Une introduction « tiny monuments »

Chargés de couleurs et de textures, les amas, les structures, les collections et les curiosités qui constituent l’ensemble de l’œuvre de Lauren To build tiny monuments is to gather what’s there sont une invitation à la fois frénétique et méditative à considérer les choses que nous accumulons, ainsi que la signification qui s’accumule autour de ces choses.

À l’écart du minimalisme et de sa tendance récurrente dans les milieux des beaux-arts, du design et du développement personnel, To build tiny monuments is to gather what’s there est une œuvre qui combine une variété de médias et d’objets trouvés qui, en étant entassés ensemble, explorent une tendance que Lauren identifie comme une “impulsion juive de collecte » post-Holocauste. À une époque où, pour certains, moins c’est plus, l’œuvre de Lauren opte pour une esthétique maximaliste, évoquant le désordre des sentiments partagés par les communautés dont l’histoire est criblée de pertes et d’insécurité.

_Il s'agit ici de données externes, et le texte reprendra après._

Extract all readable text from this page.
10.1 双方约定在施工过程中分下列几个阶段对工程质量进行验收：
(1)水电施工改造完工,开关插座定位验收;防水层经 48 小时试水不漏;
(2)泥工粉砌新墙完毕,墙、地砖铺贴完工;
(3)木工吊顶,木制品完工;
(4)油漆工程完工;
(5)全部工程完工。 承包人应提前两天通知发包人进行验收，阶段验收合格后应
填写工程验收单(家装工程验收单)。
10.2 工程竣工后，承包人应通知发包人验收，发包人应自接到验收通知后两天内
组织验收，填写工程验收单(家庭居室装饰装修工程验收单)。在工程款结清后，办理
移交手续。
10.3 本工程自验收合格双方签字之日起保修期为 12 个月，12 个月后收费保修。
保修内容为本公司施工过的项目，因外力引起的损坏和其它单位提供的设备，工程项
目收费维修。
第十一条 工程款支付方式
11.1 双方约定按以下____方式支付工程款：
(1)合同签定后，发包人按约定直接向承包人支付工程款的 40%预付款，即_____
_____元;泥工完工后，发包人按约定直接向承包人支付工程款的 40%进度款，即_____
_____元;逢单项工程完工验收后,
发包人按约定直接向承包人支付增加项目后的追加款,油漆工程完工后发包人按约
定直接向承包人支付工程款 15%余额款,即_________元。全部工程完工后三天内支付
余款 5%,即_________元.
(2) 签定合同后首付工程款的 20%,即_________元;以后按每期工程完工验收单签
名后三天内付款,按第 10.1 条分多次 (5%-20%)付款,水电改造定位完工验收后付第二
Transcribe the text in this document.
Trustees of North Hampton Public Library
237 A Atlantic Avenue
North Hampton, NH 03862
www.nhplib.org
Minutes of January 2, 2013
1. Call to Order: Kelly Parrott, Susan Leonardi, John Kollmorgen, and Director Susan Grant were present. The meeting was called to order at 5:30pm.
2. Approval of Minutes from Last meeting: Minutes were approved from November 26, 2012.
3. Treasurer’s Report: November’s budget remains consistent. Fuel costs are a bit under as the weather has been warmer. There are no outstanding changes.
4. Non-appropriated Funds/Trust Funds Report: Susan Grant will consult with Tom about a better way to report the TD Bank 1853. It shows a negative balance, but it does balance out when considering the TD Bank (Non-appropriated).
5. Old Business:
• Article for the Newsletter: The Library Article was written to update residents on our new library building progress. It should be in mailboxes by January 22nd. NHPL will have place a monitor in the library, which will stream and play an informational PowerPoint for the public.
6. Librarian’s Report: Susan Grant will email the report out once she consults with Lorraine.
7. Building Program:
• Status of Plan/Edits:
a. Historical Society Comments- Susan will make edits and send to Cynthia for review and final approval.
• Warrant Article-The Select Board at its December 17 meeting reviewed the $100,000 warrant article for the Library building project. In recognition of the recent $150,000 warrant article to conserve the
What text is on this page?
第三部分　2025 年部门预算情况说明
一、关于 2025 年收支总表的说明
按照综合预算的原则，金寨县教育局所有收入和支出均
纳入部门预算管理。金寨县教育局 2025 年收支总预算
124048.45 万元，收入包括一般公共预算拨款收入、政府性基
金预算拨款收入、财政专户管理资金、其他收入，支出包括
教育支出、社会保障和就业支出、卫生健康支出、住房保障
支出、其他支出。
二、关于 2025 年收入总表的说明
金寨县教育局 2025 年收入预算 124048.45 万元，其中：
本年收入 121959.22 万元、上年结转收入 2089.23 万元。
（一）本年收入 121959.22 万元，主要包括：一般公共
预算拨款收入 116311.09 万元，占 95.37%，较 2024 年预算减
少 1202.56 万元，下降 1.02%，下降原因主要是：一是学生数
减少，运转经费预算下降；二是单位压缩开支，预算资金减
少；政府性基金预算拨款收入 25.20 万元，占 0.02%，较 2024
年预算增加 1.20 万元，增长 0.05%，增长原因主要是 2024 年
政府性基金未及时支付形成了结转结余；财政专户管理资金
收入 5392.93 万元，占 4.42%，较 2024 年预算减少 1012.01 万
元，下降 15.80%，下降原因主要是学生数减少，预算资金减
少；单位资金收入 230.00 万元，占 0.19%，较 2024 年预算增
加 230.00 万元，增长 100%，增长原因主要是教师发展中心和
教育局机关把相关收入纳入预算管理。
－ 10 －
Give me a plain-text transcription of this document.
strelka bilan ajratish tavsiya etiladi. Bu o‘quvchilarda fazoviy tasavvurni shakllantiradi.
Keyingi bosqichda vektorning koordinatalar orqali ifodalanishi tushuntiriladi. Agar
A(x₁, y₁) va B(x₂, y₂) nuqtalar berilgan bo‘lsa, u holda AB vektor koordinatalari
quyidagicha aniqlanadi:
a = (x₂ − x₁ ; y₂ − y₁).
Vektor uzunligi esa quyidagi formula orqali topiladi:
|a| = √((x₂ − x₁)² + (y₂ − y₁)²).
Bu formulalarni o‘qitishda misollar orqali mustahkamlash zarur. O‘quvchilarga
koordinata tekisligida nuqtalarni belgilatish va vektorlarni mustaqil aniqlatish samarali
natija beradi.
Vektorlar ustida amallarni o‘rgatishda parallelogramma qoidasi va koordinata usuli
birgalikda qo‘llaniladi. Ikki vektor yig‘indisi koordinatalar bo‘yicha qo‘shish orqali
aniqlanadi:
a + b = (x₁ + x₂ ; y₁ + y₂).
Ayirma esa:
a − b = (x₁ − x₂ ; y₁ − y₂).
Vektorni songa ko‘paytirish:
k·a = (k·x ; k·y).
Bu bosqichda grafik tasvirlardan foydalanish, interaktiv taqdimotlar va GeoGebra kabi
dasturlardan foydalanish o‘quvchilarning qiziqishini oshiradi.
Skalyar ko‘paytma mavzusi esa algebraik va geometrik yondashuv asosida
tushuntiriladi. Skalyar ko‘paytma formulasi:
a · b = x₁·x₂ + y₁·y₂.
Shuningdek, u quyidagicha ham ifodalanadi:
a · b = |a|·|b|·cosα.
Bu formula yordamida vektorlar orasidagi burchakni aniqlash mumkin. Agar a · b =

Que vous soyez attiré par la surcharge sensorielle du cabinet de curiosités ou que vous préfériez les bords nets et durs du minimalisme, les œuvres de Lauren ont une qualité indéniable. Il existe dans chaque œuvre une agitation, dans laquelle le fouillis de matériaux laisse entrevoir des souvenirs entremêlés, la douceur de la sécurité, et des récits cachés tout juste sous la couche suivante…

Dans notre contexte actuel, « Construire de petits monuments » prend un sens nouveau. Comme beaucoup d’entre nous passent beaucoup plus de temps à la maison parmi les objets que nous avons choisis ou qui nous entourent, nous sommes invités à remarquer, peut-être pour la première fois, ce qu’ils contiennent secrètement sur notre identité et nos origines.”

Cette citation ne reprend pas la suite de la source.